Gilligan believes that the source of the differences in the psychological development of men and women are the peculiarities of the process of formation of sexual identity in children. Gilligan agrees with Freud, when he relates the undoubted intellectual inferiority of the majority of women with inhibition of thought, inevitably caused by sexual repression (Gilligan 68). And it is liberation from dependence allows women to make judgments in their own voice, solving the problem, affecting both her and the other, and it allows the researcher basing on these judgments to bring a unique sequence of moral development through the morality of care.

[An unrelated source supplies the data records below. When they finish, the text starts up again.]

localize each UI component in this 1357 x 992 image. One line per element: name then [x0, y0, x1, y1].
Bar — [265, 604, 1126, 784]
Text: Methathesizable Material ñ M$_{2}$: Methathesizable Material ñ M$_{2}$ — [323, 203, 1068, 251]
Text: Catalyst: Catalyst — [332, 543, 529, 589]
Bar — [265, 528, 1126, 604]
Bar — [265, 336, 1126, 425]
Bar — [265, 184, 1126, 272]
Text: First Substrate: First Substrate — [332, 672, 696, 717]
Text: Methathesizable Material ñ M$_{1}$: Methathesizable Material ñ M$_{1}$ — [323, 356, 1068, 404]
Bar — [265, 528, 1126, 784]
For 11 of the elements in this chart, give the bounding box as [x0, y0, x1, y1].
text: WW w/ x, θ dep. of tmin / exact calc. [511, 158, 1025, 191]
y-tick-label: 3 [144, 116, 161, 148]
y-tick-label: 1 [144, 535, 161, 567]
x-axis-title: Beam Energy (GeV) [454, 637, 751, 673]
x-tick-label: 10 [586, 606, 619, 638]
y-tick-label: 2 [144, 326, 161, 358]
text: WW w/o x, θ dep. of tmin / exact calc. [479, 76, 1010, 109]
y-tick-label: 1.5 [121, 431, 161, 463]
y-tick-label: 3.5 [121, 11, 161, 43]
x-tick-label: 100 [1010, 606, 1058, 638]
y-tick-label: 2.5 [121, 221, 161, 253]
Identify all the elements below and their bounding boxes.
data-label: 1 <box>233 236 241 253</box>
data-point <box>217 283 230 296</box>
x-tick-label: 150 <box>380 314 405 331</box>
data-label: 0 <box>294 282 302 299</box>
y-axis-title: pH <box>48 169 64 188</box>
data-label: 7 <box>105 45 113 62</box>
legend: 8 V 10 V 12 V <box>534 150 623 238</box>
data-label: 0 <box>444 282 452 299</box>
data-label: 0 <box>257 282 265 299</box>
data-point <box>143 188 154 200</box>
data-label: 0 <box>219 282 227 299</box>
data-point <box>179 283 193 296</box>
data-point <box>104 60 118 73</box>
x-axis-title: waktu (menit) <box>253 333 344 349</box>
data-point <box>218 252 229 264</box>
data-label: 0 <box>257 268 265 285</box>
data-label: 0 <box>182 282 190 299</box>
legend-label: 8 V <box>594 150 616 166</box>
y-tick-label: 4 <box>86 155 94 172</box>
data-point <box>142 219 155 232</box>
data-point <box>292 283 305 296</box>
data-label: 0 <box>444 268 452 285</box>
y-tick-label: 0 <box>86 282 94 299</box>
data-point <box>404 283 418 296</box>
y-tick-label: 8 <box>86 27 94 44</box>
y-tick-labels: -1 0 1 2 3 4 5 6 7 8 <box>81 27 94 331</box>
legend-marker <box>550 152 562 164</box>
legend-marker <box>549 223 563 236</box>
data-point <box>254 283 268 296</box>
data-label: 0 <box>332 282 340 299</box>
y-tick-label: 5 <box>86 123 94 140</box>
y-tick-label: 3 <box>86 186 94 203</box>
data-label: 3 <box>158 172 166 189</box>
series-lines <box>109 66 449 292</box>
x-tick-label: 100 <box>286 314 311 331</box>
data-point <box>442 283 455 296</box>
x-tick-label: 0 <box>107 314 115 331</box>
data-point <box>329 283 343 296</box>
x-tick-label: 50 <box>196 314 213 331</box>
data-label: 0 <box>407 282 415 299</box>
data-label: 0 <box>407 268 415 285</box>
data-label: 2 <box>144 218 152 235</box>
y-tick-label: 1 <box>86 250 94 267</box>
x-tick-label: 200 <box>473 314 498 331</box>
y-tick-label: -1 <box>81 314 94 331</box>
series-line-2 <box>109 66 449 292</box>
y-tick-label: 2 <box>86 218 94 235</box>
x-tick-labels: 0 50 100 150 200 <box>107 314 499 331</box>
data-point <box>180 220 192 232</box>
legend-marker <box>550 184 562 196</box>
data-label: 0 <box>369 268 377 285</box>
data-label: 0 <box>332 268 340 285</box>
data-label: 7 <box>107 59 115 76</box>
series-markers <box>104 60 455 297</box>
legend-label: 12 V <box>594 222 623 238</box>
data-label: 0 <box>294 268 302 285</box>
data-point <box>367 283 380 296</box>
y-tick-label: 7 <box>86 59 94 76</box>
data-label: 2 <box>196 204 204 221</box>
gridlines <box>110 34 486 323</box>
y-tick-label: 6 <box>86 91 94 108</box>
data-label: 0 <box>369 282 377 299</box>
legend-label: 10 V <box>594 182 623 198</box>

Carol Gilligan’s ideas were mainly seen as a challenge to the existing psychological theories of moral development, as well as to the notion of morality conventional for the common consciousness and ethics. This gave rise to serious debates between the proponents of Gilligan and her opponents, which were centered on the understanding of the status of the “ethics of care”¯. Gilligan’s main opponent was her former teacher, American psychologist Lawrence Kohlberg, who rationalized his critique from the perspective of the universal morality of justice, as in contrast to the morality of justice, ethics of care was the morality of individual relations, while the morality of justice was based on the recognition of the equality of all people’s rights.
Thus, while the demands of the morality of justice are universal, impartial, and abstract, and it is first of all rational abilities that are needed for their implementation; while the demands of the morality of care unique, biased, and concrete; and their implementation is impossible without the ability for emotional empathy. The recognition of qualitative distinctiveness of the ethics of care and its unique role in human life leads to the assertion that the ethics of care may be rationalized only on its own basis, and then the justification of the ethics of care becomes an important task for moral philosophy and social psychology.
Gilligan, Carol. In a Different Voice: Psychological Theory and Women’s Development (29th ed.). Harvard University Press, 1993. Print.
Nicholson, Linda. The Second Wave: A Reader in Feminist Theory. Routledge, 1997. Print.